Preparation for a frozen embryo transfer

A frozen embryo transfer involves the use of thawed embryos that were frozen after an IVF cycle. The success of a FET cycle depends on the quality of the embryos upon freezing, the quality of the endometrium at the time of transfer and if the patient has any underlying diseases or anatomical anomalies.

At present, just about all assisted reproduction clinics worldwide vitrify embryos so in 2015, when we talk about a frozen embryo transfer we are almost always talking about a “devtrification cycle” although that term has not become as yet “layman’s language” as a frozen embryo transfer has.

Vitrification is a flash freezing method, which turns embryos after dehydration into a consistency of glass. This technique is a great improvement over slow freezing which was the only method used up to ten years ago. Ninety percent of embryos that undergo vitrification and devitrification survive.


There are two basic ways to prepare for a FET: one is using the natural cycle of the patient and which entails doing the cycle with her own hormones to prepare the endometrium and the other way is a substituted cycle using exogenous hormones prescribed and initiated on day+2 of the cycle which help the endometrium attain the correct thickness for embryo transfer.
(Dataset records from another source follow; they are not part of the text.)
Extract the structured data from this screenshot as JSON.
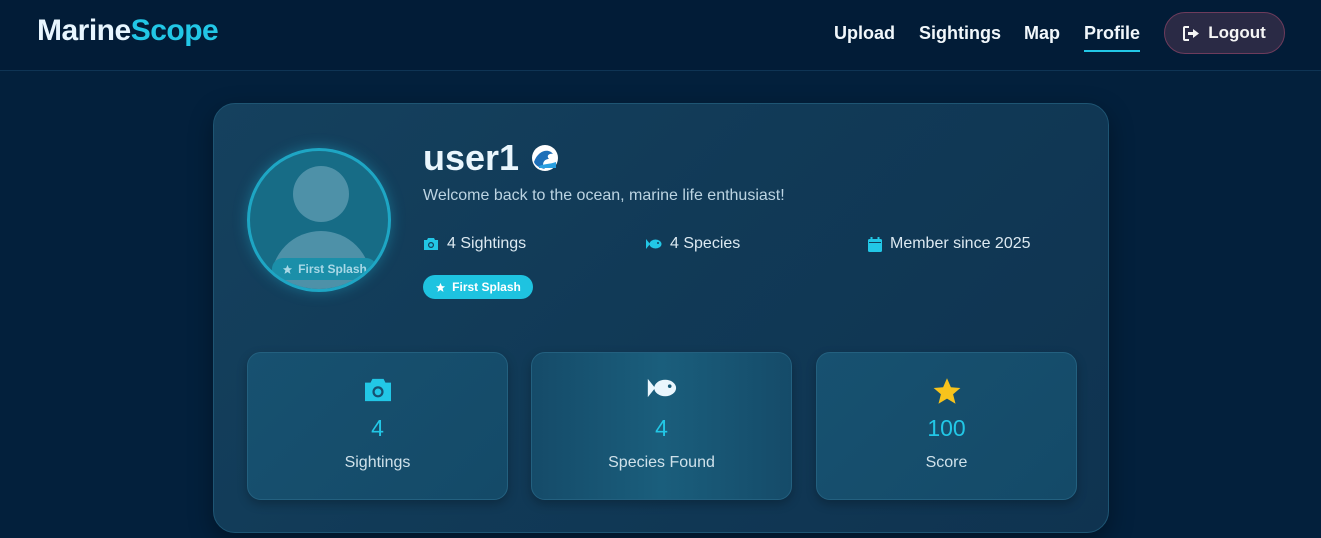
{
  "brand": {
    "part1": "Marine",
    "part2": "Scope"
  },
  "nav": {
    "upload": "Upload",
    "sightings": "Sightings",
    "map": "Map",
    "profile": "Profile",
    "logout": "Logout"
  },
  "profile": {
    "username": "user1",
    "welcome": "Welcome back to the ocean, marine life enthusiast!",
    "meta": {
      "sightings": "4 Sightings",
      "species": "4 Species",
      "member": "Member since 2025"
    },
    "badge": "First Splash",
    "avatar_badge": "First Splash"
  },
  "stats": [
    {
      "icon": "camera-icon",
      "value": "4",
      "label": "Sightings"
    },
    {
      "icon": "fish-icon",
      "value": "4",
      "label": "Species Found"
    },
    {
      "icon": "star-icon",
      "value": "100",
      "label": "Score"
    }
  ],
  "colors": {
    "accent": "#22c7e6",
    "background": "#03203c",
    "star": "#f7c31c"
  }
}
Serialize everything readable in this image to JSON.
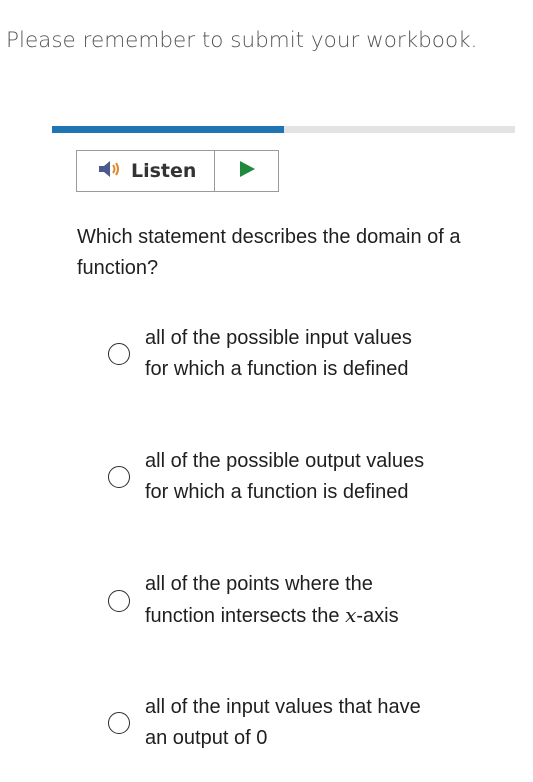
{
  "banner": {
    "text": "Please remember to submit your workbook."
  },
  "progress": {
    "fraction": 0.5
  },
  "listen": {
    "label": "Listen"
  },
  "question": {
    "text": "Which statement describes the domain of a function?"
  },
  "options": [
    {
      "text": "all of the possible input values for which a function is defined"
    },
    {
      "text": "all of the possible output values for which a function is defined"
    },
    {
      "text_before": "all of the points where the function intersects the ",
      "math": "x",
      "text_after": "-axis"
    },
    {
      "text": "all of the input values that have an output of 0"
    }
  ],
  "colors": {
    "progress_fill": "#1f74b4",
    "progress_track": "#e3e3e3",
    "play_icon": "#1f8a3d",
    "speaker_icon": "#4a5a8a"
  }
}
There are advantages and disadvantages to each type of cycle. If the patient has regular cycles it is more physiological to prepare the patient with a natural cycle. The advantage is that there is much less medication to take. The great disadvantage of a natural cycle is that the day of the transfer is not predictable. The patient needs to ovulate the month that she wants to transfer and some months even the most fertile women do not ovulate. If this happens, the cycle is cancelled and the following month monitoring of the cycle is repeated to make sure a follicle grows and that the patient ovulates.

The advantage of a substituted cycle is that the transfer date is more flexible and within limits, the cycle can be accommodated to the patient’s needs. The disadvantage is that there is more medication.

There are conflicting opinions as to if it is better to undergo a natural or a substituted cycle. Some studies say the pregnancy rate is higher with natural cycles but the truth is, it is best to adapt the cycle to each patient taking into consideration previous cycles she has undergone and in tis way try and predict which type of cycle will give her the greatest chance to achieve pregnancy.